Ensuite, j’ai intégré l’école Mod’ART à Madrid. Après ma première année, on m’a offert une bourse pour poursuivre mes études à Paris pendant trois ans, en obtenant un Master en production de luxe. Une incroyable opportunité ! Je ne parlais pas un mot de français à l’époque. J’ai appris la langue en autodidacte pendant mon séjour à Paris. Suite à l’obtention de mon diplôme j’ai travaillé pour diverses marques. À l’âge de 21 ans, je suis devenue styliste en free-lance. Mon expérience m’a permis de travailler sur des projets de plus en plus importants, notamment dans le stylisme d’image et le tailoring, grâce au bouche-à-oreille valorisant mon travail. Actuellement, je suis encore styliste free-lance tout en développant activement en parallèle Teran Conde Paris.
@ Aïssata Haïdara
LCDL : Parlez-nous de la transition vers la création de Teran Conde Paris.

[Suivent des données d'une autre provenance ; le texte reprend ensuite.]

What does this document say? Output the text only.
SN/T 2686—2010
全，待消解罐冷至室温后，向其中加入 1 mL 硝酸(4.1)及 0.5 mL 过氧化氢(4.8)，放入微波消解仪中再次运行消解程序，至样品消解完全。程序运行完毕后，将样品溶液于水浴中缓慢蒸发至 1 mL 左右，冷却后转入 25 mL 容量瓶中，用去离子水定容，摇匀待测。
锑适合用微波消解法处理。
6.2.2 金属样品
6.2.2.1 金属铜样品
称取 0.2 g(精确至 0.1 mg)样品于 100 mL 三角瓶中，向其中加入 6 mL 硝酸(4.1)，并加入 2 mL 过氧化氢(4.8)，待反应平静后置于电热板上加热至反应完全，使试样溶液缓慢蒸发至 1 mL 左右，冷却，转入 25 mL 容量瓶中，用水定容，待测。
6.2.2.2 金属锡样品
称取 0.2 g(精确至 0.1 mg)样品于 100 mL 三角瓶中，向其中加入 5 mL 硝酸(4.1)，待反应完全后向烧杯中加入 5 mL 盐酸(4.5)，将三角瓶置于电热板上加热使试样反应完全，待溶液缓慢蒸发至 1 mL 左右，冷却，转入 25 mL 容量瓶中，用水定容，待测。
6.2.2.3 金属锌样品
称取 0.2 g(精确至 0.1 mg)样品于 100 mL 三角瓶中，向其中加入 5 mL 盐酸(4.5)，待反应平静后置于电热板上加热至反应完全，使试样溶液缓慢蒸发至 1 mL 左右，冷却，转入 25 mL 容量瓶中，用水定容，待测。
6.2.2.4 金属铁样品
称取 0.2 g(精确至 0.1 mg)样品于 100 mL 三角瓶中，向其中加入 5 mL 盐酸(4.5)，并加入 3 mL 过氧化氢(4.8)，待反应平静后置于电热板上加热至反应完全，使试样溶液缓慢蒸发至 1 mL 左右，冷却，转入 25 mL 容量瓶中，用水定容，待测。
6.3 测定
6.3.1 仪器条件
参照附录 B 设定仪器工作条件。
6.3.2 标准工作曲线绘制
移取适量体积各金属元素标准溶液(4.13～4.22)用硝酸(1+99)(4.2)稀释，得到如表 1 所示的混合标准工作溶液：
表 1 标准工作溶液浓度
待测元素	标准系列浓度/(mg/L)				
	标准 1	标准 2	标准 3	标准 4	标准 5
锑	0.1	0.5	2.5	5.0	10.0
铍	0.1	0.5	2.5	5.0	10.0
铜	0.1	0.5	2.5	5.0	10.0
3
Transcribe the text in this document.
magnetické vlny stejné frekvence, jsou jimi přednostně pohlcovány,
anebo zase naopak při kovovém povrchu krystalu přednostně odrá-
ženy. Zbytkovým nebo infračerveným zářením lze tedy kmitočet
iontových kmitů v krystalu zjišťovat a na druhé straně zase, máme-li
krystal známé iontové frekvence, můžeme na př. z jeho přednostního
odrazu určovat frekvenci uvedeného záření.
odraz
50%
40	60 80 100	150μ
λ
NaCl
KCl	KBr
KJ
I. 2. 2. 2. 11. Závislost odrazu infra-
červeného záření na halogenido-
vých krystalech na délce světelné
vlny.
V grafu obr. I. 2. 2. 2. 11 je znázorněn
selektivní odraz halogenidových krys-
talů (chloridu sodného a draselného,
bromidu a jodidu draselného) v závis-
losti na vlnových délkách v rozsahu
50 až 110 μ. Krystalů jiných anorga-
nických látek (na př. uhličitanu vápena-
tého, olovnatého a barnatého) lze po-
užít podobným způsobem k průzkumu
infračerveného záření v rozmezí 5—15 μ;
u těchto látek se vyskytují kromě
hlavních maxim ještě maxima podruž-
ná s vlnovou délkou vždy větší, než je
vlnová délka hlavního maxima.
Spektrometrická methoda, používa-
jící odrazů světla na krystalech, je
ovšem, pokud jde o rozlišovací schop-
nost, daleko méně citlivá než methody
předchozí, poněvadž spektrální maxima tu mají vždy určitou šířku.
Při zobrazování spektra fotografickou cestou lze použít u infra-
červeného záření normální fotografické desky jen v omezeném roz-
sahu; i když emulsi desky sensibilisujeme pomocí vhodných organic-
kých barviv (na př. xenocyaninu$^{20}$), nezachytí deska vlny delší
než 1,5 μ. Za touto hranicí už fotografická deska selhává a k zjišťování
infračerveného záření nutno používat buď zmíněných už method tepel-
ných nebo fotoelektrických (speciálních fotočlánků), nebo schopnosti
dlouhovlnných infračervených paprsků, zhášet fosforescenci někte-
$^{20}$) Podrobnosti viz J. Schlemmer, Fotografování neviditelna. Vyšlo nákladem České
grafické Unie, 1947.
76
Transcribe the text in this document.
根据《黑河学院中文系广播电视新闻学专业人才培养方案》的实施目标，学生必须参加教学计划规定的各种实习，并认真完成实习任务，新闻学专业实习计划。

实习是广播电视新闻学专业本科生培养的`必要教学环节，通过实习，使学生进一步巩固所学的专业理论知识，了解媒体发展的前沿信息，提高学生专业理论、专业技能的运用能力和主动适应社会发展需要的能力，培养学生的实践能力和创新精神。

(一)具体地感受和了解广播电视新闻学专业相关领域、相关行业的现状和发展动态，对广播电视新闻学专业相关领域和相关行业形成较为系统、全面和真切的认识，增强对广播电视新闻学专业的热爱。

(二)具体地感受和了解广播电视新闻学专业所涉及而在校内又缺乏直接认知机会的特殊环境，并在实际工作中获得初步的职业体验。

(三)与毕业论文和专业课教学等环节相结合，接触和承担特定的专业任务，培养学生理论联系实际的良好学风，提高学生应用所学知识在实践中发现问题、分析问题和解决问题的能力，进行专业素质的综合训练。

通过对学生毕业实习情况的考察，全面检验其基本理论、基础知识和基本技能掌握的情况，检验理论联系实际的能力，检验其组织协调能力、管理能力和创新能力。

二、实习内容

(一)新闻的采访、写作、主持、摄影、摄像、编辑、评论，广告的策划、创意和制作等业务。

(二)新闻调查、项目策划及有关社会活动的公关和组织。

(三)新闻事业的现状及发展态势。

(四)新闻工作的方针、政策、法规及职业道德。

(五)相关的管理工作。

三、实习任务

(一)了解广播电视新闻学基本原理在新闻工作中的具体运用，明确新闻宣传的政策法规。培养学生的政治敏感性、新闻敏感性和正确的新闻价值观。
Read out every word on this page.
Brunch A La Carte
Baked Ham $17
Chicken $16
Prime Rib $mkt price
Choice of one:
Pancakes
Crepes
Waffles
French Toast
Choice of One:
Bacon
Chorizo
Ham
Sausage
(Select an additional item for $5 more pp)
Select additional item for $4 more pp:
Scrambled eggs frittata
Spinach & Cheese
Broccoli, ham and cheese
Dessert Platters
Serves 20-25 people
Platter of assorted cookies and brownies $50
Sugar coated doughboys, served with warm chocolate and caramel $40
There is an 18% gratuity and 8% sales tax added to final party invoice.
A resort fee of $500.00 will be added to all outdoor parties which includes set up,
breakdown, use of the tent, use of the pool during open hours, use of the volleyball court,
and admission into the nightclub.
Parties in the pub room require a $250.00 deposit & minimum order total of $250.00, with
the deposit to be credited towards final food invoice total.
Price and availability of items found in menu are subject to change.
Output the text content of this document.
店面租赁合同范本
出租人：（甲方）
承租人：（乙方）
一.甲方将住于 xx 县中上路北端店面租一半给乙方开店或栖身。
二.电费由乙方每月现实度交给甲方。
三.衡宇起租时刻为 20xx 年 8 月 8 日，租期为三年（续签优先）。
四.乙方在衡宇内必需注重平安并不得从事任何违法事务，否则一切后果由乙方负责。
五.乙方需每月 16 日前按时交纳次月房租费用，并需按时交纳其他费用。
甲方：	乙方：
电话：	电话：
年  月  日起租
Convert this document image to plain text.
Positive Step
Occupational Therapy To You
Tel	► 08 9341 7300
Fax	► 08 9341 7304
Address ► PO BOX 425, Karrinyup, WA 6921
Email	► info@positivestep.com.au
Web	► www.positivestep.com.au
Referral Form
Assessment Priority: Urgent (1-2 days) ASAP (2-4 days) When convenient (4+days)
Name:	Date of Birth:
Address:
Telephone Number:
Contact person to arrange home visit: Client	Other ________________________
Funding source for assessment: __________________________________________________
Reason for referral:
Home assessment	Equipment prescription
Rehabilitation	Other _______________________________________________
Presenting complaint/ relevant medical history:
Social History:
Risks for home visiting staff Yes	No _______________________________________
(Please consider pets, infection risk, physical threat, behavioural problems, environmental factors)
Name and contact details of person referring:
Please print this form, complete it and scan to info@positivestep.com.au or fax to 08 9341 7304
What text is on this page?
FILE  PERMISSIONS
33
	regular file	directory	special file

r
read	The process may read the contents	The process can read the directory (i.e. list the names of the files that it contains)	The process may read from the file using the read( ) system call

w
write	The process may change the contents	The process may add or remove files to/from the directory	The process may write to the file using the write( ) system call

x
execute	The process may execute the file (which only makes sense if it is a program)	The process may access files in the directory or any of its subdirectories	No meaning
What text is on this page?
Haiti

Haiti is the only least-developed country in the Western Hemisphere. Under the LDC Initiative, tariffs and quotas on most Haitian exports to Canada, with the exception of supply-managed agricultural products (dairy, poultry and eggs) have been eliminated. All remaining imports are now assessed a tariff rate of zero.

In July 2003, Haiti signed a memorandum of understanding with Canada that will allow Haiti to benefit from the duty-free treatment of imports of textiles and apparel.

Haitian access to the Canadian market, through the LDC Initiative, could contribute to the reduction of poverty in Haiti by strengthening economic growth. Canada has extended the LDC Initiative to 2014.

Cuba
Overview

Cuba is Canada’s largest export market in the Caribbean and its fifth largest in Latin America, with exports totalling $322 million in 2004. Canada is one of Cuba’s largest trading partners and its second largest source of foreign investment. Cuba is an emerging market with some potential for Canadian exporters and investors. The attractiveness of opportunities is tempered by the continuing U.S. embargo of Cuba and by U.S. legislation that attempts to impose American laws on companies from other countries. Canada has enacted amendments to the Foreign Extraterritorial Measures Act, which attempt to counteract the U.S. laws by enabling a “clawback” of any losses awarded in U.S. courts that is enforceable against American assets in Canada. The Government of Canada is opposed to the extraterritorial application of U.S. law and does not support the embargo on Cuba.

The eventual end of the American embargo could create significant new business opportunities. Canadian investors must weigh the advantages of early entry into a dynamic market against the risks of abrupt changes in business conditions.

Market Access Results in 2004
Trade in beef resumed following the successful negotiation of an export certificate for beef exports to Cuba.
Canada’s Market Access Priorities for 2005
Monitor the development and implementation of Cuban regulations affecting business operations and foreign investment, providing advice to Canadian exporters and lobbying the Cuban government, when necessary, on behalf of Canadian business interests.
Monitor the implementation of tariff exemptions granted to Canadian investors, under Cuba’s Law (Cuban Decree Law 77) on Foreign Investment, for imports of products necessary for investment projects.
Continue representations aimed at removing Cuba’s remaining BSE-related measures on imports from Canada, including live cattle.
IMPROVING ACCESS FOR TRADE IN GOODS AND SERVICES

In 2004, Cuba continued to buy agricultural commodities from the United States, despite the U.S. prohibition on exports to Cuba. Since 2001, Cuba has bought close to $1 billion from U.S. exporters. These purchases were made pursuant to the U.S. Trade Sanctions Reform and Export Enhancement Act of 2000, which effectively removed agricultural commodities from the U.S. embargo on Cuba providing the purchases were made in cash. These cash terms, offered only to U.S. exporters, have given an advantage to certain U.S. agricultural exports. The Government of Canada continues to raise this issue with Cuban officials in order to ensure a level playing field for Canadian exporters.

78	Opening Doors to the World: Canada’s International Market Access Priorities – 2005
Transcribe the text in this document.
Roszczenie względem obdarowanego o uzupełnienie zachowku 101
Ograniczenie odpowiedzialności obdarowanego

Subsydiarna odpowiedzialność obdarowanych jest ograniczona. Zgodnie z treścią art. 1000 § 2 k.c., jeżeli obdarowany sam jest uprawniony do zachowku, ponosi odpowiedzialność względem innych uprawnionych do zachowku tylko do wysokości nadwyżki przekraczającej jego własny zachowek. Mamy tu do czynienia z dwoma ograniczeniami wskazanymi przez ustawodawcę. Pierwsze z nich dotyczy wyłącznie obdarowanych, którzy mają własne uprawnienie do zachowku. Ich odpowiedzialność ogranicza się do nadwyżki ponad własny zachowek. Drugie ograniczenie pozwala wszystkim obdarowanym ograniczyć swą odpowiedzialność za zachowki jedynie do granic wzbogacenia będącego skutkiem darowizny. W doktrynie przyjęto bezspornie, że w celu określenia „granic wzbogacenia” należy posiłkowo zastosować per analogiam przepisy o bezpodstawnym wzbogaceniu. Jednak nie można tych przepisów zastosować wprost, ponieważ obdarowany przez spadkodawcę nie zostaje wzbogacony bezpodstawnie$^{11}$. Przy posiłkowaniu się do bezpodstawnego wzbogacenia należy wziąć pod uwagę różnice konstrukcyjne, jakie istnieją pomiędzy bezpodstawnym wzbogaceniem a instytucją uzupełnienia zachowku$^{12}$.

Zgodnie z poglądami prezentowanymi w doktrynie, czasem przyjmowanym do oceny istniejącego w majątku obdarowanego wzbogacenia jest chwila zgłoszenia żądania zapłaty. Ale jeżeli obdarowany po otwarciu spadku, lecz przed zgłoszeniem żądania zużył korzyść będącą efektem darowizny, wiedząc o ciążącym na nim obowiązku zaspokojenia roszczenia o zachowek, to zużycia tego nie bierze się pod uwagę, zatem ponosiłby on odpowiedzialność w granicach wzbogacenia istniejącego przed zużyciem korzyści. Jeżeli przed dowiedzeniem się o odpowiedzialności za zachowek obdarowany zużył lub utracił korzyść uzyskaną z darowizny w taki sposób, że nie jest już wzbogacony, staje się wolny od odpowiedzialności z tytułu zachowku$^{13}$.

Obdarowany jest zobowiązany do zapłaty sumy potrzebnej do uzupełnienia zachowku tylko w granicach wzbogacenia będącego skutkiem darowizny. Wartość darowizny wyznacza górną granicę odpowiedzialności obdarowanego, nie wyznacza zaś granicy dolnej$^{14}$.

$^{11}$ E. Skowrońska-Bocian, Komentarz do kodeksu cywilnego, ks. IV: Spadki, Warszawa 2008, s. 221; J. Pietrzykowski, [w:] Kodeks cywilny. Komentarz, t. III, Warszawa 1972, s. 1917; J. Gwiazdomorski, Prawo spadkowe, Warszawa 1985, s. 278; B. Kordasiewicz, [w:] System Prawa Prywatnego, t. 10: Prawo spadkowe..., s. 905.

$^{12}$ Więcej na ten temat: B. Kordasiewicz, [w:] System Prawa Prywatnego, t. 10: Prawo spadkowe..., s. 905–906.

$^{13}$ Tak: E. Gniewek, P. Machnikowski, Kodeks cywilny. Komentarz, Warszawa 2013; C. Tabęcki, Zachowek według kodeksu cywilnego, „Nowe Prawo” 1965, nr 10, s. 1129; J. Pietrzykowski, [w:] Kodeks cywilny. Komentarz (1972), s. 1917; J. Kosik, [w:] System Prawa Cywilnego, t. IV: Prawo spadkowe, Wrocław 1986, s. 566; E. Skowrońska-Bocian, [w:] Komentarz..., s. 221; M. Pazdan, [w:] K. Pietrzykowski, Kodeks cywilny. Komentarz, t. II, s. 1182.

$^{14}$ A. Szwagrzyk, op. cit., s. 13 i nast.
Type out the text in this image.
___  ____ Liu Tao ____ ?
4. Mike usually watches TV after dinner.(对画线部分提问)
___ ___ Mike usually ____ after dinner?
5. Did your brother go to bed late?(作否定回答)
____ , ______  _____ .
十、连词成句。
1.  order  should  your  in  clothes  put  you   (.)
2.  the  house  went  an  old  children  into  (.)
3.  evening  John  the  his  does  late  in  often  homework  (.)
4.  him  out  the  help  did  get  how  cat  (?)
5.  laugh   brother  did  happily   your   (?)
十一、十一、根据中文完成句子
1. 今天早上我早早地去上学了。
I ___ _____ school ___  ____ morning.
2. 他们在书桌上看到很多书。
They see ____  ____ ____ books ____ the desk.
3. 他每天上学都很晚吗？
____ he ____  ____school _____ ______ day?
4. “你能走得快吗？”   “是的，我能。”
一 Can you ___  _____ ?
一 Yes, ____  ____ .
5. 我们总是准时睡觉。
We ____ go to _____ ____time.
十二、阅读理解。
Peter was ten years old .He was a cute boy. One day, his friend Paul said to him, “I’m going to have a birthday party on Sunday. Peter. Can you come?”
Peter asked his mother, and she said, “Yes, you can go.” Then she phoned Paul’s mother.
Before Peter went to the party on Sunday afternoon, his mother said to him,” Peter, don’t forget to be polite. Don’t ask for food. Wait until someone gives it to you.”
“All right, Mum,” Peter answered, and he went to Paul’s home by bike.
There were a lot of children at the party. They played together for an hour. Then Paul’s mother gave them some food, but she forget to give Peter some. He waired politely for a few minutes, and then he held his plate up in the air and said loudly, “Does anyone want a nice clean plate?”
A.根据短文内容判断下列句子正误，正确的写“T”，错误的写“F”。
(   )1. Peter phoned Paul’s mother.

Esperanza : L’idée de créer ma propre marque est née pendant le confinement. J’ai toujours créé et réalisé des commandes pour mes amis, et le besoin de créativité s’est fait ressentir pendant cette période. En 2020, j’ai suivi une formation en économie circulaire dans le but de créer une marque durable et éco-responsable. J’ai consacré toute l’année 2020 à développer ce projet, en mettant l’accent sur la création d’une marque avec un sens, des objectifs et des valeurs clairs. J’ai également mené seule une étude de marché approfondie pendant un an pour établir solidement mon projet de manière durable.
LCDL : Quelle philosophie avez-vous adoptée pour ce projet, et comment avez-vous établi le lien entre histoire et création ?
Esperanza : Teran Conde Paris se caractérise par son esthétique plutôt féminine, durable et polyvalente. Nos pièces sont conçues pour différentes occasions, avec de nombreux vêtements réversibles. Nous combinons des éléments sobres d’un côté et des éléments colorés de l’autre. À travers des pop-up stores et des ventes, j’ai réalisé qu’il était essentiel de donner à ma marque une identité forte, inspirée de mes origines espagnoles. Pour cela, j’ai entrepris un « mini road trip » dans la région de Valence, en Espagne, où j’ai collaboré avec des artisans locaux. J’ai découvert des tissus magnifiques qui se prêtaient parfaitement à la réversibilité.
Un élément clé de ma marque est l’utilisation de tissus issus de la région de Valence, qui sont également utilisés lors du festival annuel Las Fallas. Las Fallas sont un événement historique à Valence, où de grands monuments sont construits pendant un an, pour ensuite être brûlés symbolisant la destruction des éléments indésirables du passé. Les locaux portent des costumes traditionnels, c’est là que j’ai puisé l’inspiration pour mes créations contemporaines, en utilisant ces tissus authentiques d’une manière nouvelle pour perpétuer l’histoire de mes ancêtres.
Je tiens également à souligner le caractère artisanal de ma marque. Des machines anciennes comportant douze mille fils de soie, fabriquent ces brocards. Malheureusement, ces compétences artisanales risquent de disparaître si elles ne sont pas modernisées, et c’est pourquoi je me suis attachée à travailler avec ces tissus et à préserver ce savoir-faire traditionnel. Chaque tissu que nous utilisons détient une histoire unique et comporte des ornements de fleurs différents, créant ainsi une continuité significative.
@ Aïssata Haïdara
LCDL : Comment définiriez-vous votre approche de la mode et vos collections ?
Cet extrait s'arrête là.